RANGOON — A top negotiator in Burma’s peace talks with ethnic rebels has accused neighboring China of derailing a nationwide ceasefire deal last week that would have brought Japan and Western nations in as observers to monitor an end to decades of conflict.
Beijing has denied the accusation but the rare public criticism exposes growing tensions between China and the Southeast Asian nation, which has sought to reduce its dependence on Beijing and build relations across the globe since a reformist government took power in 2011.
Min Zaw Oo, a senior official at the government-linked Myanmar Peace Center, which coordinates talks to quell the patchwork of insurgencies that have lingered in Burma since independence in 1948, said China’s special envoy pressed two key rebel groups not to sign the peace accord.
After Sun Guoxiang’s intervention, only eight out of 15 groups that were invited by the government committed to the agreement.
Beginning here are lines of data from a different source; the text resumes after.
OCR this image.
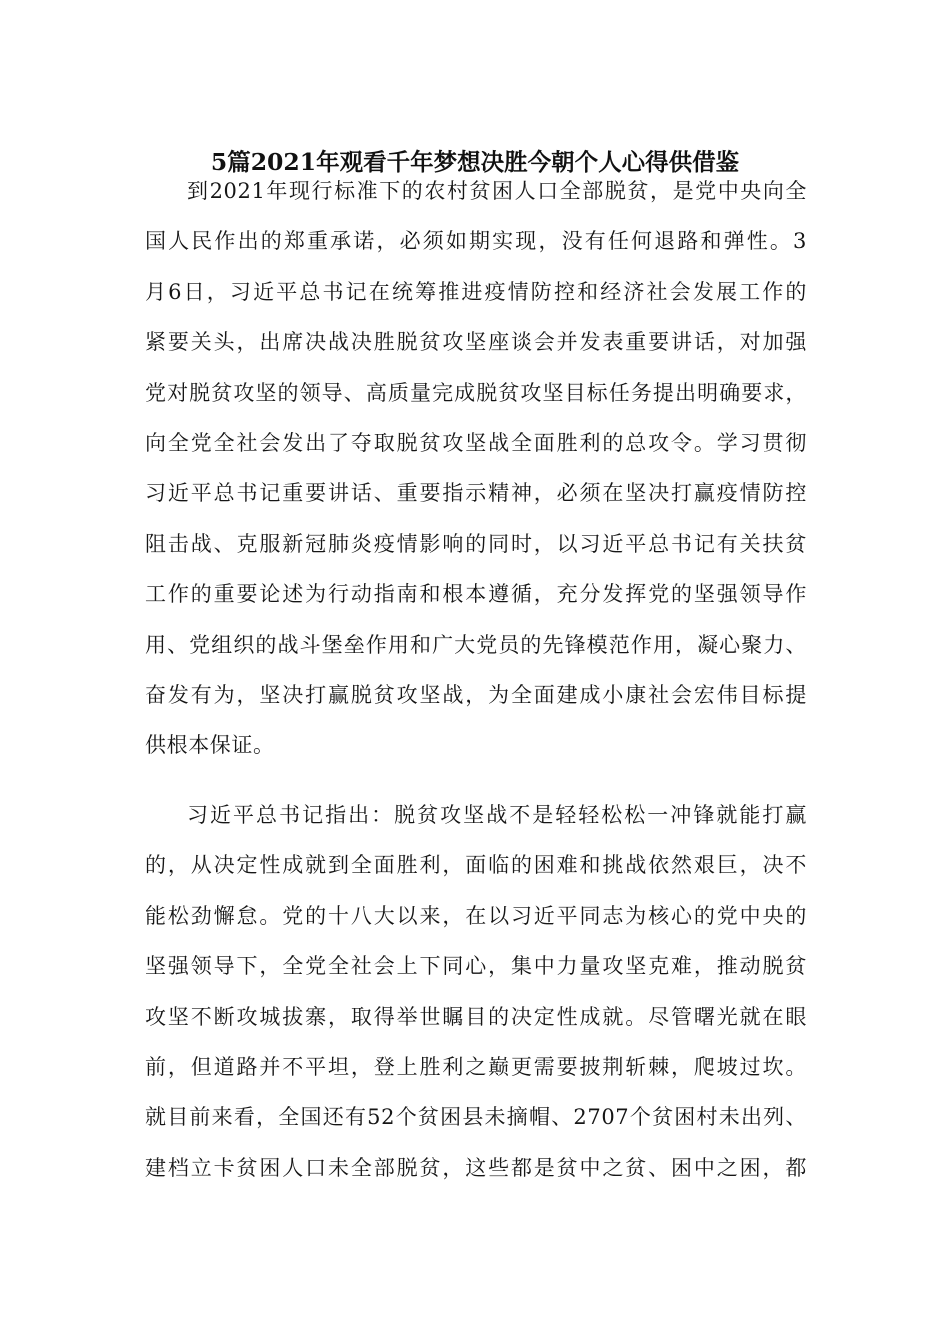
5篇2021年观看千年梦想决胜今朝个人心得供借鉴
到2021年现行标准下的农村贫困人口全部脱贫，是党中央向全
国人民作出的郑重承诺，必须如期实现，没有任何退路和弹性。3
月6日，习近平总书记在统筹推进疫情防控和经济社会发展工作的
紧要关头，出席决战决胜脱贫攻坚座谈会并发表重要讲话，对加强
党对脱贫攻坚的领导、高质量完成脱贫攻坚目标任务提出明确要求，
向全党全社会发出了夺取脱贫攻坚战全面胜利的总攻令。学习贯彻
习近平总书记重要讲话、重要指示精神，必须在坚决打赢疫情防控
阻击战、克服新冠肺炎疫情影响的同时，以习近平总书记有关扶贫
工作的重要论述为行动指南和根本遵循，充分发挥党的坚强领导作
用、党组织的战斗堡垒作用和广大党员的先锋模范作用，凝心聚力、
奋发有为，坚决打赢脱贫攻坚战，为全面建成小康社会宏伟目标提
供根本保证。
习近平总书记指出：脱贫攻坚战不是轻轻松松一冲锋就能打赢
的，从决定性成就到全面胜利，面临的困难和挑战依然艰巨，决不
能松劲懈怠。党的十八大以来，在以习近平同志为核心的党中央的
坚强领导下，全党全社会上下同心，集中力量攻坚克难，推动脱贫
攻坚不断攻城拔寨，取得举世瞩目的决定性成就。尽管曙光就在眼
前，但道路并不平坦，登上胜利之巅更需要披荆斩棘，爬坡过坎。
就目前来看，全国还有52个贫困县未摘帽、2707个贫困村未出列、
建档立卡贫困人口未全部脱贫，这些都是贫中之贫、困中之困，都
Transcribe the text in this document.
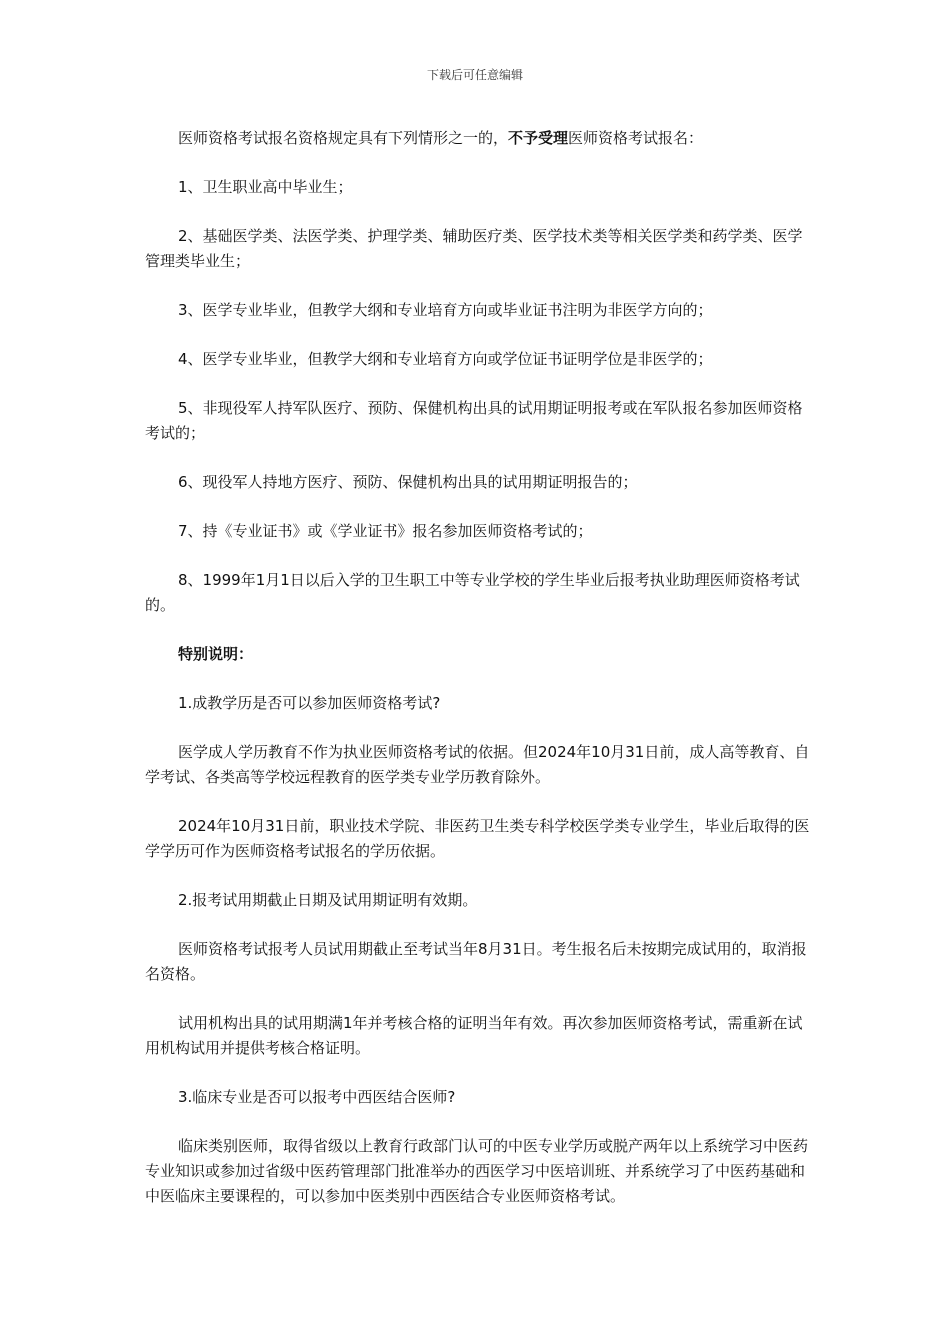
下载后可任意编辑

医师资格考试报名资格规定具有下列情形之一的，不予受理医师资格考试报名：

1、卫生职业高中毕业生；

2、基础医学类、法医学类、护理学类、辅助医疗类、医学技术类等相关医学类和药学类、医学管理类毕业生；

3、医学专业毕业，但教学大纲和专业培育方向或毕业证书注明为非医学方向的；

4、医学专业毕业，但教学大纲和专业培育方向或学位证书证明学位是非医学的；

5、非现役军人持军队医疗、预防、保健机构出具的试用期证明报考或在军队报名参加医师资格考试的；

6、现役军人持地方医疗、预防、保健机构出具的试用期证明报告的；

7、持《专业证书》或《学业证书》报名参加医师资格考试的；

8、1999年1月1日以后入学的卫生职工中等专业学校的学生毕业后报考执业助理医师资格考试的。

特别说明：

1.成教学历是否可以参加医师资格考试?

医学成人学历教育不作为执业医师资格考试的依据。但2024年10月31日前，成人高等教育、自学考试、各类高等学校远程教育的医学类专业学历教育除外。

2024年10月31日前，职业技术学院、非医药卫生类专科学校医学类专业学生，毕业后取得的医学学历可作为医师资格考试报名的学历依据。

2.报考试用期截止日期及试用期证明有效期。

医师资格考试报考人员试用期截止至考试当年8月31日。考生报名后未按期完成试用的，取消报名资格。

试用机构出具的试用期满1年并考核合格的证明当年有效。再次参加医师资格考试，需重新在试用机构试用并提供考核合格证明。

3.临床专业是否可以报考中西医结合医师?

临床类别医师，取得省级以上教育行政部门认可的中医专业学历或脱产两年以上系统学习中医药专业知识或参加过省级中医药管理部门批准举办的西医学习中医培训班、并系统学习了中医药基础和中医临床主要课程的，可以参加中医类别中西医结合专业医师资格考试。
Some of the other groups are headed by ethnic Chinese commanders, and have received funding and support from Beijing in the past.
“China usually says they want stability. Of course they want stability but at the same time, they want to wield influence on the groups along the Chinese border,” Min Zaw Oo told Reuters.
Min Zaw Oo said he had stayed quiet on China’s interference until now, “but it was time to stop whispering”.
The eight groups are due to sign the ceasefire agreement in mid-October. The other groups would be allowed to sign later, Min Zaw Oo said, but there was no immediate word if any fresh negotiations were ongoing.
China objected to clauses in the deal that would have included Western nations and Japan among international observers of the conclusion of the peace process, Min Zaw Oo said.
“The choice of witnesses is a particularly sensitive matter. In the context of competition, even rivalry, between China and Japan, it’s not surprising that these issues would come up,” said Richard Horsey, a Rangoon-based independent political analyst and a former United Nations official in Burma.
“China has seen that particular area of Myanmar [Burma], and Myanmar more broadly, as its regional neighborhood.”
The friendship between Beijing and its southern neighbor was firm when Burma was a pariah state under military rule.
China is still Burma’s largest trade partner, with significant commercial and strategic interests in a country that sits on the rim of the Indian Ocean, and its covert support of some rebel groups has long given it leverage in Burma.
But it has watched nervously in recent years as its own influence waned while Washington lifted some sanctions and engaged with the semi-civilian government.
Souring Ties
Beijing rejected Min Zaw Oo’s claims that it had meddled in the peace process.
“China has consistently supported all sides in Myanmar in resolving differences through peace talks in service of signing a national-scale ceasefire agreement at an early date,” said Hong Lei, spokesman at China’s Ministry of Foreign Affairs
The failure of an all-encompasing peace pact with the rebels is a blow to President Thein Sein, who made it a priority to bolster both his own legacy and the chances of his ruling Union Solidarity and Development Party in an election next month.
US President Barack Obama, who has portrayed his country’s backing of Burma’s reforms as a foreign policy success, has pushed Thein Sein to conclude the ceasefire as part of wider changes to protect minorities.
Ties between Burma and China soured this year over fighting between Burma’s military and the ethnic Chinese Myanmar National Democratic Alliance Army (MNDAA) along part of the shared border with China’s Yunnan province.
Chinese citizens have been killed by bombs and stray shells falling inside China’s territory, angering Beijing.
Min Zaw Oo said China told some rebels not to agree to the peace pact unless Burma invited the MNDAA into the process.
Specifically, he said Sun encouraged the United Wa State Army (UWSA), which once received support and arms from China and is led by ethnic Chinese commanders, as well as the Kachin Independence Organization (KIO), to refuse to sign. The KIO operates in Kachin State, Burma’s northernmost, which borders China.
The participation of the Kachin rebels was crucial to the deal, Brussels-based think tank International Crisis Group said in September.
The MNDAA, UWSA and KIO were not available for comment.
The UWSA said in a statement last month that the government of China’s Yunnan province had asked it not to involve Western nations and Japan in the process. The Yunnan government was not available for comment.
“If the UWSA signs the agreement, it would be tantamount to involving Western nations in the northern conflicts,” it said. “Therefore, the UWSA is not in a position to sign the nationwide ceasefire agreement by breaking its promise to Yunnan province.”